Darma Putra merupakan dosen ketiga di Unud yang meraih jenjang guru besar bermula dari aktivitasnya sebagai wartawan. Dua pendahulunya, Prof. Yohannes Usfunan (Hukum) dan Prof. I Wayan Windia (Pertanian).
“Saya berutang budi pada dunia jurnalistik,” ujar Prof. Dr. I Nyoman Darma Putra, M.Litt., guru besar sastra Indonesia, Faksas Unud. Bersama empat dosen Unud lainnya, Darma dikukuhkan Rektor Unud Prof. I Made Bakta sebagai guru besar, Sabtu (26/3) di Kampus Bukit Jimbaran.
Keempat guru besar lainnya Prof. Dr. I Nyoman Suarka, M.Hum. (ahli sastra Jawa Kuna), Prof. Dr. Ni Ketut Suwiti, M.Kes. (Kedokteran Hewan), Prof. Dr. Ni Luh Putu Wiagustini (Ekonomi), dan Prof. Dr. Rai Maya Temaja, M.P. (Pertanian).Sejak Mahasiswa Darma Putra mengawali karier sebagai wartawan di Bali Post sejak 1980, ketika mulai kuliah semester I di Jurusan Sastra Indonesia. Waktu itu, kenang Darma, banyak teman mahasswa Faksas Unud yang menulis di koran. “Saya ikut, lalu disarankan melamar ke Bali Post oleh Prof. Dr. I Wayan Bawa,” kenangnya.

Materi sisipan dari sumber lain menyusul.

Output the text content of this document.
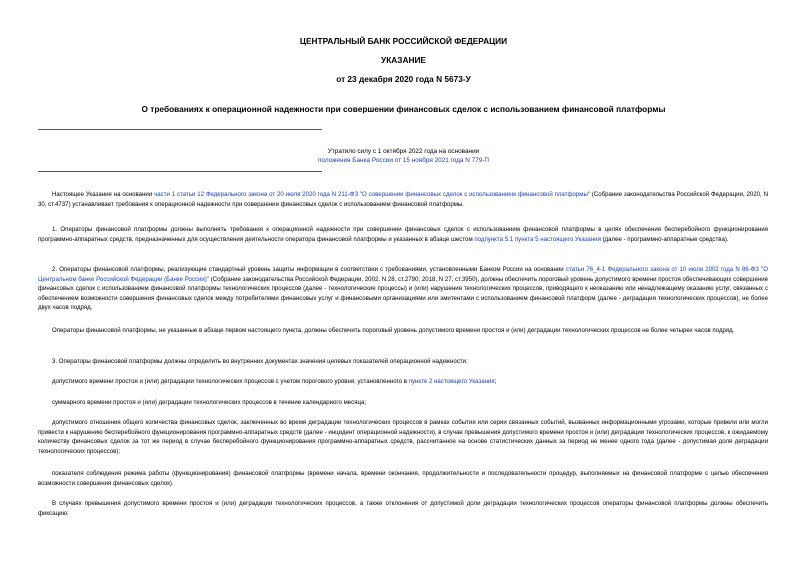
ЦЕНТРАЛЬНЫЙ БАНК РОССИЙСКОЙ ФЕДЕРАЦИИ
УКАЗАНИЕ
от 23 декабря 2020 года N 5673-У
О требованиях к операционной надежности при совершении финансовых сделок с использованием финансовой платформы
Утратило силу с 1 октября 2022 года на основании
положения Банка России от 15 ноября 2021 года N 779-П
Настоящее Указание на основании части 1 статьи 12 Федерального закона от 20 июля 2020 года N 211-ФЗ "О совершении финансовых сделок с использованием финансовой платформы" (Собрание законодательства Российской Федерации, 2020, N 30, ст.4737) устанавливает требования к операционной надежности при совершении финансовых сделок с использованием финансовой платформы.
1. Операторы финансовой платформы должны выполнять требования к операционной надежности при совершении финансовых сделок с использованием финансовой платформы в целях обеспечения бесперебойного функционирования программно-аппаратных средств, предназначенных для осуществления деятельности оператора финансовой платформы и указанных в абзаце шестом подпункта 5.1 пункта 5 настоящего Указания (далее - программно-аппаратные средства).
2. Операторы финансовой платформы, реализующие стандартный уровень защиты информации в соответствии с требованиями, установленными Банком России на основании статьи 76_4-1 Федерального закона от 10 июля 2002 года N 86-ФЗ "О Центральном банке Российской Федерации (Банке России)" (Собрание законодательства Российской Федерации, 2002, N 28, ст.2790; 2018, N 27, ст.3950), должны обеспечить пороговый уровень допустимого времени простоя обеспечивающих совершение финансовых сделок с использованием финансовой платформы технологических процессов (далее - технологические процессы) и (или) нарушения технологических процессов, приводящего к неоказанию или ненадлежащему оказанию услуг, связанных с обеспечением возможности совершения финансовых сделок между потребителями финансовых услуг и финансовыми организациями или эмитентами с использованием финансовой платформ (далее - деградация технологических процессов), не более двух часов подряд.
Операторы финансовой платформы, не указанные в абзаце первом настоящего пункта, должны обеспечить пороговый уровень допустимого времени простоя и (или) деградации технологических процессов не более четырех часов подряд.
3. Операторы финансовой платформы должны определить во внутренних документах значения целевых показателей операционной надежности:
допустимого времени простоя и (или) деградации технологических процессов с учетом порогового уровня, установленного в пункте 2 настоящего Указания;
суммарного времени простоя и (или) деградации технологических процессов в течение календарного месяца;
допустимого отношения общего количества финансовых сделок, заключенных во время деградации технологических процессов в рамках события или серии связанных событий, вызванных информационными угрозами, которые привели или могли привести к нарушению бесперебойного функционирования программно-аппаратных средств (далее - инцидент операционной надежности), в случае превышения допустимого времени простоя и (или) деградации технологических процессов, к ожидаемому количеству финансовых сделок за тот же период в случае бесперебойного функционирования программно-аппаратных средств, рассчитанное на основе статистических данных за период не менее одного года (далее - допустимая доля деградации технологических процессов);
показателя соблюдения режима работы (функционирования) финансовой платформы (времени начала, времени окончания, продолжительности и последовательности процедур, выполняемых на финансовой платформе с целью обеспечения возможности совершения финансовых сделок).
В случаях превышения допустимого времени простоя и (или) деградации технологических процессов, а также отклонения от допустимой доли деградации технологических процессов операторы финансовой платформы должны обеспечить фиксацию:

Karena bakat dan kemampuannya serta sedikitnya orang melirik pekerjaan sebagai wartawan tahun 1980-an awal, karier Darma di Bali Post cepat naik, sampai jabatan terakhir redaktur pelaksana Bali Post Minggu (1986-1988).

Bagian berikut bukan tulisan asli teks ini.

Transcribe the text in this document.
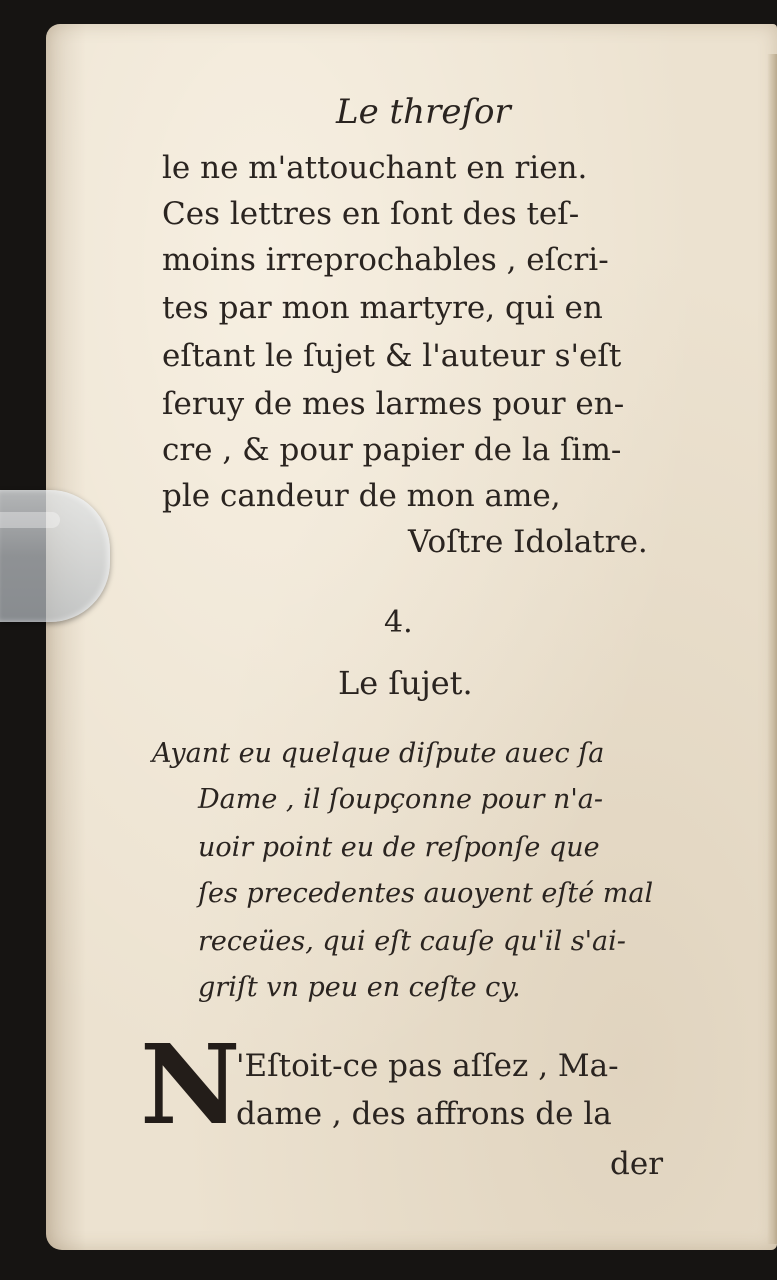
Le threſor

le ne m'attouchant en rien.

Ces lettres en ſont des teſ-

moins irreprochables , eſcri-

tes par mon martyre, qui en

eſtant le ſujet & l'auteur s'eſt

ſeruy de mes larmes pour en-

cre , & pour papier de la ſim-

ple candeur de mon ame,

Voſtre Idolatre.

4.

Le ſujet.

Ayant eu quelque diſpute auec ſa

Dame , il ſoupçonne pour n'a-

uoir point eu de reſponſe que

ſes precedentes auoyent eſté mal

receües, qui eſt cauſe qu'il s'ai-

griſt vn peu en ceſte cy.

N

'Eſtoit-ce pas aſſez , Ma-

dame , des affrons de la

der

Pengalaman wartawan memberikan keterampilan tambahan buat Darma dalam menekuni studi sastra. Setelah tamat, ia menjadi dosen di almamaternya, namun tetap menekuni dunia tulis-menulis di media massa. Darma melanjutkan jenjang master di University of Sydney dan jenjang doktor di University of Queensland, keduanya di Australia. Bali dan BuleDalam pidato pengukuhan guru besarnya Sabtu, Darma Putra mengangkat masalah ‘politik identitas’ Bali. Dia meneliti cerita pendek dan novel yang ditulis sastrawan Bali sejak 1960-an sampai sekarang. Karya tersebut melukiskan pertemuan, persahabatan, dan percintaan atau holiday romance antara Bali dan Bule yang datang ke Bali sebagai turis.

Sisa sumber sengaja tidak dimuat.